Yalnızca otobüse indirgemek de yanlış olur. Benzer şekilde yaşadığımız ortamlardan da haberdar değiliz. Bu kültürün kendine özgü bir sigortası vardı. Herkes iyi bir gözlemciydi. Birbirimize dikkat ederdik. Her şeyin ve herkesin bir normali vardı. Sokakların müdavimleri belliydi. Farklı biri geldiğinde merak eden birileri olurdu, birinin morali bozuk olsa bunu herkes anlardı. Meraklı bakkallarımız vardı bizim, bir de meraklı komşu teyzelerimiz, “Ne oldu be kuzum?” diyen güzel insanlar. Sahi, onlar nereye gittiler? Şimdi topluma kim çıkıyor, sabahın köründe işe gidip gelen aileler mi?

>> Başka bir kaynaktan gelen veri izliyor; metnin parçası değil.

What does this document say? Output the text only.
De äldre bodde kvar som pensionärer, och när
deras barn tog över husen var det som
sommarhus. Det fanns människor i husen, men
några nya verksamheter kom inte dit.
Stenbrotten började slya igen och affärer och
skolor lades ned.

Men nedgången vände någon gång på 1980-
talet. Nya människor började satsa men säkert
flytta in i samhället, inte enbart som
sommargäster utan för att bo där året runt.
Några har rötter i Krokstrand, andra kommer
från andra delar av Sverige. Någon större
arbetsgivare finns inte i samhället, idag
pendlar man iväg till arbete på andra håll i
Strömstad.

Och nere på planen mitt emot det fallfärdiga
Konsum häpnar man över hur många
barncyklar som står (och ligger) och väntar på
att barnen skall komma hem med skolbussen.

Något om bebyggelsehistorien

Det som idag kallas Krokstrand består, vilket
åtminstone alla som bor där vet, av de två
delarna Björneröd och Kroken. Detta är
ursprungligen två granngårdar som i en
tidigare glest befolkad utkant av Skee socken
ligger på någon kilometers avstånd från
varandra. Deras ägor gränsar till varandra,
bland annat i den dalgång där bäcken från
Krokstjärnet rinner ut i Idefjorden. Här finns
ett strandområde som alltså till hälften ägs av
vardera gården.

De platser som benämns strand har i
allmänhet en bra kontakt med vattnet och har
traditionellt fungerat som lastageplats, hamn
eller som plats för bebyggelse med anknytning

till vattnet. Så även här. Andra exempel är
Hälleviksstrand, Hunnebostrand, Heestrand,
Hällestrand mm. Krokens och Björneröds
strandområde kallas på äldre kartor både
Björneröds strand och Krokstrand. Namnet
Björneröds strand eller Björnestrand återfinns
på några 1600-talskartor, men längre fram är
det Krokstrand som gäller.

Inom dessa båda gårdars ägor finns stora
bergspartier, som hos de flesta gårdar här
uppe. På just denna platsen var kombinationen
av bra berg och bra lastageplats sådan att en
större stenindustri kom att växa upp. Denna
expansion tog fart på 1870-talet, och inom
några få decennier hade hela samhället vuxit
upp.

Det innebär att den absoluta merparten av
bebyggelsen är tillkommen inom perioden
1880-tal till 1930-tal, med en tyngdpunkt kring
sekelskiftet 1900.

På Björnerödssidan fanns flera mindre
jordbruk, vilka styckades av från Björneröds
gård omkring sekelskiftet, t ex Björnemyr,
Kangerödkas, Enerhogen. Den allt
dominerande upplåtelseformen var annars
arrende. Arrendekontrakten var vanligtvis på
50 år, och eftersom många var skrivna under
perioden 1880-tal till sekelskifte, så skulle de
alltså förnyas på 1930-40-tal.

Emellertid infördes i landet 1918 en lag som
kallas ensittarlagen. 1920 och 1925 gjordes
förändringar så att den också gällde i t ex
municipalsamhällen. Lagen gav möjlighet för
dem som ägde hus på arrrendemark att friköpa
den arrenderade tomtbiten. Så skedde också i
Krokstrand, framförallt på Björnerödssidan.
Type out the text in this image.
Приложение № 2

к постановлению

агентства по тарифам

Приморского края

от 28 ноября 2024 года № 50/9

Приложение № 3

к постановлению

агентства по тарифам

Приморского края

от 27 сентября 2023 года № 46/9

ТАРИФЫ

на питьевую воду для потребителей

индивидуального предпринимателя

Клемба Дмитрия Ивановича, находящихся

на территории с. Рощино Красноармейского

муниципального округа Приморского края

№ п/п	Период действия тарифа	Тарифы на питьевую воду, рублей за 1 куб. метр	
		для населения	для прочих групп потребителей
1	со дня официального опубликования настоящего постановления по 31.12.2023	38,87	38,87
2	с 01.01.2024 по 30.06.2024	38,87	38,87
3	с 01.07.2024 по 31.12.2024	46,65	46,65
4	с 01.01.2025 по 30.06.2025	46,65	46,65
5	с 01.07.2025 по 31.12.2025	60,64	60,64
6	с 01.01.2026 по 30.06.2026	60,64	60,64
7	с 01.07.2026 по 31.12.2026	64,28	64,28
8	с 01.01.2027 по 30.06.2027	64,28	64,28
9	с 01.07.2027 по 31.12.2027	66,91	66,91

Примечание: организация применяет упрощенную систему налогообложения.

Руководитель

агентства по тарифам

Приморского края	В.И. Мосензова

Çalıştığım bir şehirde, müdahale ettiğim bir intihar vakasını hatırladım. Aile, karı koca, büyük bir şirkette yönetici olarak çalışıyorlar. Bir tek oğulları var, lise öğrencisi. Çocukları şehrin pisliğinden uzak büyüsün diye köyde iki katlı bir ev yaptırıyorlar. Üst katta da dedesi oturuyor, o da esnaf ve tüm gün evden uzak. Çocuğun maddi hiçbir sorunu yok. Ne kadar multimedya cihazı varsa alınmış. Fakat bir derdi var ve kimse farkında değil. Çocuk, daha doğrusu delikanlı bir gün okuldan dönüyor, fotoğraf makinesi ile bir duvarın dibinde kendi fotoğrafını çekiyor. Daha sonra bu fotoğrafı bilgisayar ekranına yerleştiriyor. Fotoğraftaki boş alana bilgisayarda ailesi için bir not bırakıyor. Bilgisayarın müziğini sonuna kadar açıyor ve çatı arasına çıkıp kendisini asarak intihar ediyor. Bu kadar zeki bir ergen, ölümün eşiğine gelmiş ama kimse farkında değil.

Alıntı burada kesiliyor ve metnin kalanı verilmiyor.